A senior SA State Government bureaucrat who oversaw South Australia’s forestry is facing jail or thousands of dollars in fines after admitting to being dishonest in his job. Source: The Advertiser
Former ForestrySA chief executive officer Adrian Hatch, 57, was due to face a District Court trial after an investigation by the state’s anti-corruption investigator.
But The Advertiser can reveal Mr Hatch, of Point Lonsdale, 30km southeast of Geelong, in Victoria, last week pleaded guilty to a lesser charge on the eve of his trial. He is facing up to four years in jail, a maximum $15,000 fine or both.
The state’s first trial of an Independent Commissioner Against Corruption-led prosecution was vacated.
Appearing in the Mt Gambier court via a telephone hook-up from Geelong Central Court — after video-link equipment failed — Mr Hatch pleaded guilty to one basic count of dishonest performance of duties on July 30 2013 in the South-East city.
Under the Public Corporations Act, an employee of a public body “must at all times act honestly in the performance of his or her duties, whether within or outside the state”.
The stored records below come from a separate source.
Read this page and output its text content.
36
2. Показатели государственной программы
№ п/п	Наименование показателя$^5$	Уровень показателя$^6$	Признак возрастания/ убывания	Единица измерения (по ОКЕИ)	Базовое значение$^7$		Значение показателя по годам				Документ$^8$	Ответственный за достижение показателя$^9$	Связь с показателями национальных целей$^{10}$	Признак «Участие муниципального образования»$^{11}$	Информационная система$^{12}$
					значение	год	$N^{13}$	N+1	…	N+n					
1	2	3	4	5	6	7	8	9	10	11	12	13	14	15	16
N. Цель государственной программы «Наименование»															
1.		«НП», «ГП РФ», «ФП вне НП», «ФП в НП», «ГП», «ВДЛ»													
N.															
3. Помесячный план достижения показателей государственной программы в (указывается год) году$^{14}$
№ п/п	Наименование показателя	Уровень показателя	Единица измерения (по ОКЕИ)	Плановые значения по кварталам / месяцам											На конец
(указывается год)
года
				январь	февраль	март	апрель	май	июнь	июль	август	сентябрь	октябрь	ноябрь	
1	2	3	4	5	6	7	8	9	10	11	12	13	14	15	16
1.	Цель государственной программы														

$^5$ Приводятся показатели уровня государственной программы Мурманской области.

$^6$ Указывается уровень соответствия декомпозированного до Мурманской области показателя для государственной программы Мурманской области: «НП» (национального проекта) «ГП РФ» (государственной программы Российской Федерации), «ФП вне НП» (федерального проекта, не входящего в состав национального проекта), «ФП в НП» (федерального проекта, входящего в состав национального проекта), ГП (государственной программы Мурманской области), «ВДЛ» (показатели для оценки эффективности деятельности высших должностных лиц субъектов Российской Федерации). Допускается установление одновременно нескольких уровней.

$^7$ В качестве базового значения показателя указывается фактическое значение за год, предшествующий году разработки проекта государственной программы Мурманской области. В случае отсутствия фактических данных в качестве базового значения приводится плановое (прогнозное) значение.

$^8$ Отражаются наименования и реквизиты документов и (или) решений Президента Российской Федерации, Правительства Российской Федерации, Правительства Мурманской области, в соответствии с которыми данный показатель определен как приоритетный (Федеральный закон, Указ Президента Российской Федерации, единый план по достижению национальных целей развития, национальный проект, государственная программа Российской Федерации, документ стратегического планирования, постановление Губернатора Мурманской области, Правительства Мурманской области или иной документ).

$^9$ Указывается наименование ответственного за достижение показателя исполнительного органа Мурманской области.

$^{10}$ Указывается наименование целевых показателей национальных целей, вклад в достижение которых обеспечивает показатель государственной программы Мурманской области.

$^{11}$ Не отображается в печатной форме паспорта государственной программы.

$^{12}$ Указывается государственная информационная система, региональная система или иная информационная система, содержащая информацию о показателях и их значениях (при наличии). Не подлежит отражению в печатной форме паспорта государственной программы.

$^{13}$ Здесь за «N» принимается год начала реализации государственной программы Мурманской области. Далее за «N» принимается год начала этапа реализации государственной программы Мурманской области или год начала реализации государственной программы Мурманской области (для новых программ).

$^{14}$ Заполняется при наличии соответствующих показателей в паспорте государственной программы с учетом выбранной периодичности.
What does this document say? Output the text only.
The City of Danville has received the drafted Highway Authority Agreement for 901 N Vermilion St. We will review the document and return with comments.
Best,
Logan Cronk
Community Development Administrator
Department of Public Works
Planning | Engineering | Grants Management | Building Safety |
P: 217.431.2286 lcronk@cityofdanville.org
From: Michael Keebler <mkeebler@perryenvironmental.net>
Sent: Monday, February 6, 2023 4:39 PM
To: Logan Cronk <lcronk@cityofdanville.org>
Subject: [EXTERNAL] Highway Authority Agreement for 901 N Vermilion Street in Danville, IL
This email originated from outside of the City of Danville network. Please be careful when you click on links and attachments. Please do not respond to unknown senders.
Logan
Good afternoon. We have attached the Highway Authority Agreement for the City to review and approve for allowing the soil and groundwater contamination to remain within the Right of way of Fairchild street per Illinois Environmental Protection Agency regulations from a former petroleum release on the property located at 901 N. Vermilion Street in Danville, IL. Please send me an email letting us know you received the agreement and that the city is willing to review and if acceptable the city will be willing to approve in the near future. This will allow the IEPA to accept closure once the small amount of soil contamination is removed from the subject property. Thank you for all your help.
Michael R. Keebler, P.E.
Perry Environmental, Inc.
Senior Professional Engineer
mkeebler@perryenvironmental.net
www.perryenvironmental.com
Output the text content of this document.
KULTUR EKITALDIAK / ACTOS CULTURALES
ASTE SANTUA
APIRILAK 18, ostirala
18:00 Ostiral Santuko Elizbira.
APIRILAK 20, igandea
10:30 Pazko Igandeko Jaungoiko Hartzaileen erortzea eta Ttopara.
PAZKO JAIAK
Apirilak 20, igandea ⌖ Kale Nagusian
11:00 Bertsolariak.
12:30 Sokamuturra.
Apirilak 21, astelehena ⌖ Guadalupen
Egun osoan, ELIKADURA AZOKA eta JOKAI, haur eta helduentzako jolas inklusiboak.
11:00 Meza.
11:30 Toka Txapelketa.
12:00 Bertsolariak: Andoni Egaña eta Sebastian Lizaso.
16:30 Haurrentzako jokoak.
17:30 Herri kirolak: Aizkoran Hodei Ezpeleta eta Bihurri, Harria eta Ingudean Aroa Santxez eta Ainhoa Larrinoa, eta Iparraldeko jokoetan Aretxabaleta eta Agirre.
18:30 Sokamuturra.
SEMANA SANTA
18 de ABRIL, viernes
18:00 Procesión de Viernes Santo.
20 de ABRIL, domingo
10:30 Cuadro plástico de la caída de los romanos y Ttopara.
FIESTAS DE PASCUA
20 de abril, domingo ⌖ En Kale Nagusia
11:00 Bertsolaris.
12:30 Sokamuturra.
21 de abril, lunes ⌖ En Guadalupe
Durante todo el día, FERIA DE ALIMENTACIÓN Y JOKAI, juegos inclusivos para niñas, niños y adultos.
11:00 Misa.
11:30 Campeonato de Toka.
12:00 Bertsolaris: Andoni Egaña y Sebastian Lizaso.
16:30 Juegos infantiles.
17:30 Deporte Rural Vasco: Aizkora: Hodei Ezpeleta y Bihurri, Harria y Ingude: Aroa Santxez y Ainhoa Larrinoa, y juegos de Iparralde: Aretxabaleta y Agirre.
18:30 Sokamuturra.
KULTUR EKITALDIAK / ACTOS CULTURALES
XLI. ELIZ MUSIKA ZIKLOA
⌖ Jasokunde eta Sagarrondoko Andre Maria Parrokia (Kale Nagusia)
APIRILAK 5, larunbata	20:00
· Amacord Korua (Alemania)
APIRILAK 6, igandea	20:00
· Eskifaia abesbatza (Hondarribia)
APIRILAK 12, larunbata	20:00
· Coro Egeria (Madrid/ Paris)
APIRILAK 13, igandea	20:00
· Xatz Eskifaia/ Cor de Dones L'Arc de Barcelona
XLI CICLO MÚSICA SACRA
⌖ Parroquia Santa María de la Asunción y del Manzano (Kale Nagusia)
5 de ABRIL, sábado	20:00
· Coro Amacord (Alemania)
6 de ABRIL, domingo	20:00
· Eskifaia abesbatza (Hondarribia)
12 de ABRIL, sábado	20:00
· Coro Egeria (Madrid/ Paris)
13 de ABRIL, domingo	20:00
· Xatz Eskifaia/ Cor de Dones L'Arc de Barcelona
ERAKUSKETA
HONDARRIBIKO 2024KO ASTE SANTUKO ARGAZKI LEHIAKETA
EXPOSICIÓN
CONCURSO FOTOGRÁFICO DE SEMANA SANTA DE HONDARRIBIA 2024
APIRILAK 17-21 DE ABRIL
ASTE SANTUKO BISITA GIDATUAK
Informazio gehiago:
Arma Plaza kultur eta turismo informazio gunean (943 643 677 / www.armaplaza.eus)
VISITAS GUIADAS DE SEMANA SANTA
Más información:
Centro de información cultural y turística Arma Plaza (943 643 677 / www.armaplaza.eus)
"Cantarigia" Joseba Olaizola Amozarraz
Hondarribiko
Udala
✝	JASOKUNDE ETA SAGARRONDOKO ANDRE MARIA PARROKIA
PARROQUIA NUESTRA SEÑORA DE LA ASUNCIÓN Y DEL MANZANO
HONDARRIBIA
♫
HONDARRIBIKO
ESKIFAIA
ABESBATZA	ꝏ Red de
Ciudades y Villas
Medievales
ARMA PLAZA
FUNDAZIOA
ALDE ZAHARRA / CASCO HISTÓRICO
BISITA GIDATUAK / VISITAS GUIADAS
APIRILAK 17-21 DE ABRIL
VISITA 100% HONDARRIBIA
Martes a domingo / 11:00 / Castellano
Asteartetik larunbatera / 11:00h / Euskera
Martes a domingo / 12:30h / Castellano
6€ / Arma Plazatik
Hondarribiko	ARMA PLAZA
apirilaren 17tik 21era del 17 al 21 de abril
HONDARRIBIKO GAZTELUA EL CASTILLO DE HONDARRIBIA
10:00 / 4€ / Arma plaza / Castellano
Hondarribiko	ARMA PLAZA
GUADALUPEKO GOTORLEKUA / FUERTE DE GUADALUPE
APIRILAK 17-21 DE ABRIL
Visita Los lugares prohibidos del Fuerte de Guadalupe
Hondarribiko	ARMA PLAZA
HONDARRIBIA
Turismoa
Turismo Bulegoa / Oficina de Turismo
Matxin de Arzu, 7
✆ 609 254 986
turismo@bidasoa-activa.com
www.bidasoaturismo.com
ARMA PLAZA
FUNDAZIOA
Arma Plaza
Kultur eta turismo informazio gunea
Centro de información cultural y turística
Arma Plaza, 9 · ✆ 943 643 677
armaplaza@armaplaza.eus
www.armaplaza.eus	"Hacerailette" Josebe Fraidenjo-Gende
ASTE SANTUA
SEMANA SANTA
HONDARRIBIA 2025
He was originally charged with five counts of abuse of public office between July 1, 2013 and New Year’s Eve that year, but prosecutors formally entered a nolle prosequi, meaning those charges were dropped.
While no case facts were aired in court, prosecutors have stated his crimes were committed “with the intention of securing a benefit for another person, namely Whiteheads Timber Sales Pty Ltd”, a family-owned sawmill.
Company records show its Mt Gambier-based directors are Darryl Jon Whitehead, 60, and Kenneth Andrew Whitehead, 55. Neither has been charged or publicly commented.
Mr Hatch was promoted on July 23 2013 after four years as ForestrySA’s commercial general manager. He held several senior positions within the forestry and timber processing industries across the world.
A government statement at the time lauded his “commercial skills”, adding: “His experience and capabilities will enable him to lead ForestrySA successfully in its future role.”
Lawyers for Mr Hatch, who has resigned, declined to comment as did a government spokeswoman.
Judge Sydney Tilmouth will hear sentencing submissions next month.